Luckily there is a solution: priority inheritance. Quite frankly, unfortunately, I'm not sure whether Linux supports that at all... anyone?

[diizy]

Luckily there is a solution: priority inheritance.

Sounds interesting. How exactly does it work? If you don't mind explaining...

[Drumfix]

Priority inheritance is a kernel thing. The linux kernel with rt-patch provides priority inheritance, the stanard linux kernels do not.

Priority inheritance works like this: If a lower priority thread has ownership of a lock and a higher priority thread wants to take that lock,
then the priority of the lower priority thread is temporarily raised to the priority of the higher priority thread until it realeases the lock.

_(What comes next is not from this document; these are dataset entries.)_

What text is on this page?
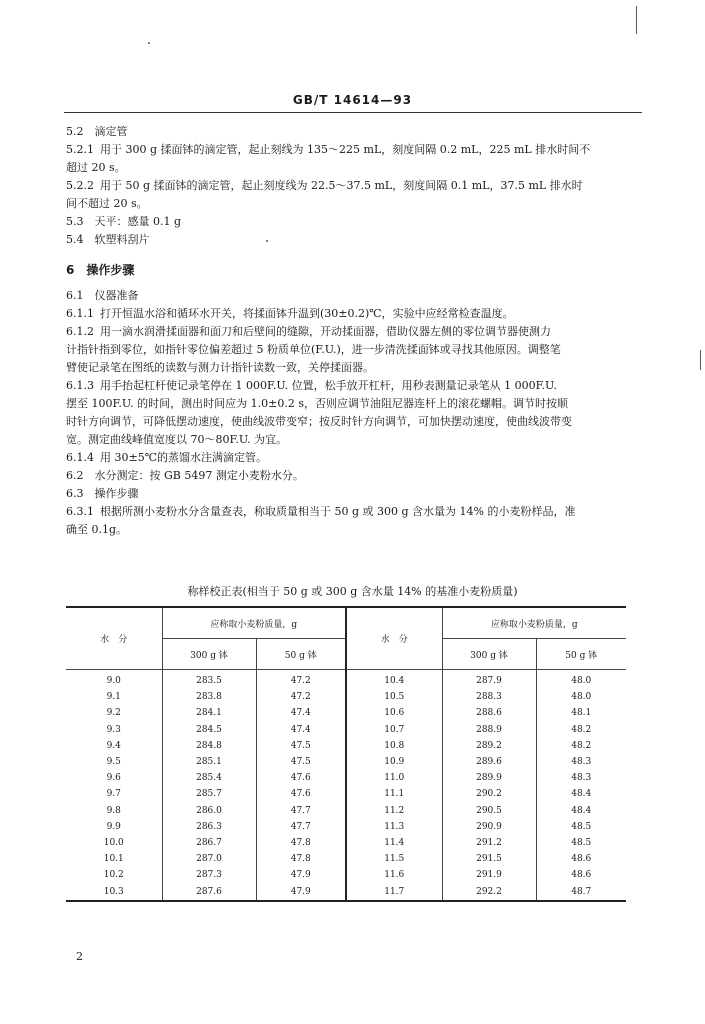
GB/T 14614—93
5.2　滴定管
5.2.1 用于 300 g 揉面钵的滴定管，起止刻线为 135～225 mL，刻度间隔 0.2 mL，225 mL 排水时间不
超过 20 s。
5.2.2 用于 50 g 揉面钵的滴定管，起止刻度线为 22.5～37.5 mL，刻度间隔 0.1 mL，37.5 mL 排水时
间不超过 20 s。
5.3　天平：感量 0.1 g
5.4　软塑料刮片
6　操作步骤
6.1　仪器准备
6.1.1 打开恒温水浴和循环水开关，将揉面钵升温到(30±0.2)℃，实验中应经常检查温度。
6.1.2 用一滴水润滑揉面器和面刀和后壁间的缝隙，开动揉面器，借助仪器左侧的零位调节器使测力
计指针指到零位，如指针零位偏差超过 5 粉质单位(F.U.)，进一步清洗揉面钵或寻找其他原因。调整笔
臂使记录笔在图纸的读数与测力计指针读数一致，关停揉面器。
6.1.3 用手抬起杠杆使记录笔停在 1 000F.U. 位置，松手放开杠杆，用秒表测量记录笔从 1 000F.U.
摆至 100F.U. 的时间，测出时间应为 1.0±0.2 s，否则应调节油阻尼器连杆上的滚花螺帽。调节时按顺
时针方向调节，可降低摆动速度，使曲线波带变窄；按反时针方向调节，可加快摆动速度，使曲线波带变
宽。测定曲线峰值宽度以 70～80F.U. 为宜。
6.1.4 用 30±5℃的蒸馏水注满滴定管。
6.2　水分测定：按 GB 5497 测定小麦粉水分。
6.3　操作步骤
6.3.1 根据所测小麦粉水分含量查表，称取质量相当于 50 g 或 300 g 含水量为 14% 的小麦粉样品，准
确至 0.1g。
称样校正表(相当于 50 g 或 300 g 含水量 14% 的基准小麦粉质量)
水　分	应称取小麦粉质量，g		水　分	应称取小麦粉质量，g	
	300 g 钵	50 g 钵		300 g 钵	50 g 钵
9.0	283.5	47.2	10.4	287.9	48.0
9.1	283.8	47.2	10.5	288.3	48.0
9.2	284.1	47.4	10.6	288.6	48.1
9.3	284.5	47.4	10.7	288.9	48.2
9.4	284.8	47.5	10.8	289.2	48.2
9.5	285.1	47.5	10.9	289.6	48.3
9.6	285.4	47.6	11.0	289.9	48.3
9.7	285.7	47.6	11.1	290.2	48.4
9.8	286.0	47.7	11.2	290.5	48.4
9.9	286.3	47.7	11.3	290.9	48.5
10.0	286.7	47.8	11.4	291.2	48.5
10.1	287.0	47.8	11.5	291.5	48.6
10.2	287.3	47.9	11.6	291.9	48.6
10.3	287.6	47.9	11.7	292.2	48.7
2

So in the 3 threads example with priority inheritance, thread A prio 10, thread B prio 20, thread C prio 30:

A aquires lock, B preempts A, C wants to aquire lock, Prio of A is raised to prio of C, thus A preempts B, A releases lock, C aquires lock, prio of A is set
back to its own prio.

In the 3 threads example without priority inheritance:

A aquires lock, B preempts A, C wants to aquire lock, A has to wait until B is finished (which could be a very long time), A release the lock, C aquires lock.

[ssj71]

btw, one can fake atomics by using locks, see:
https://github.com/muse-sequencer/muse/ ... node.h#L29

since the lock only happens when modifying or reading a single value, it might considered rt-safe.
not 100% sure though.


not exactly about atomics, but here's some good info about memory barriers:
http://en.wikipedia.org/wiki/Memory_barrier
https://www.kernel.org/doc/Documentatio ... rriers.txt

I'd never heard about memory barriers. It makes sense theoretically. I don't really know how to apply it really.

raboof is right though, that code is definitely not RT safe precisely because it is not atomic at all. And I assume drumfix to be correct, then it is safe if you have an rt patched kernel. Though I'm reading about Pi-futex which is a user-space priority inheritance fast mutex implementation at kernel.org: https://www.kernel.org/doc/Documentation/pi-futex.txt
are patches hosted at kernel.org too or just mainline vanilla kernel stuff?

[Drumfix]

Oh, maybe PI-futexes have made it in into the mainline kernel already. Would be great.

For parallel programming (including memory barriers), i recommend reading this (esp. chapter 14):

http://kernel.org/pub/linux/kernel/peop ... ok-e1p.pdf

[diizy]

Priority inheritance is a kernel thing. The linux kernel with rt-patch provides priority inheritance, the stanard linux kernels do not.

Priority inheritance works like this: If a lower priority thread has ownership of a lock and a higher priority thread wants to take that lock,
then the priority of the lower priority thread is temporarily raised to the priority of the higher priority thread until it realeases the lock.

Oh, that makes sense. Thanks for the explanation.

[tramp]

I prefer very much "signaling" over all. sigc could be used not only in threads, it suits as well processes.

[kmatheussen]

Priority inheritance is a kernel thing. The linux kernel with rt-patch provides priority inheritance, the stanard linux kernels do not.

Priority inheritance works like this: If a lower priority thread has ownership of a lock and a higher priority thread wants to take that lock,
then the priority of the lower priority thread is temporarily raised to the priority of the higher priority thread until it realeases the lock.

So in the 3 threads example with priority inheritance, thread A prio 10, thread B prio 20, thread C prio 30:

A aquires lock, B preempts A, C wants to aquire lock, Prio of A is raised to prio of C, thus A preempts B, A releases lock, C aquires lock, prio of A is set
back to its own prio.

In the 3 threads example without priority inheritance:

A aquires lock, B preempts A, C wants to aquire lock, A has to wait until B is finished (which could be a very long time), A release the lock, C aquires lock.

You can do this manually too.

In a jack program, it should be enough to call "jack_acquire_real_time_scheduling(pthread_self(), jack_client_real_time_priority(client))" before obtaining the lock.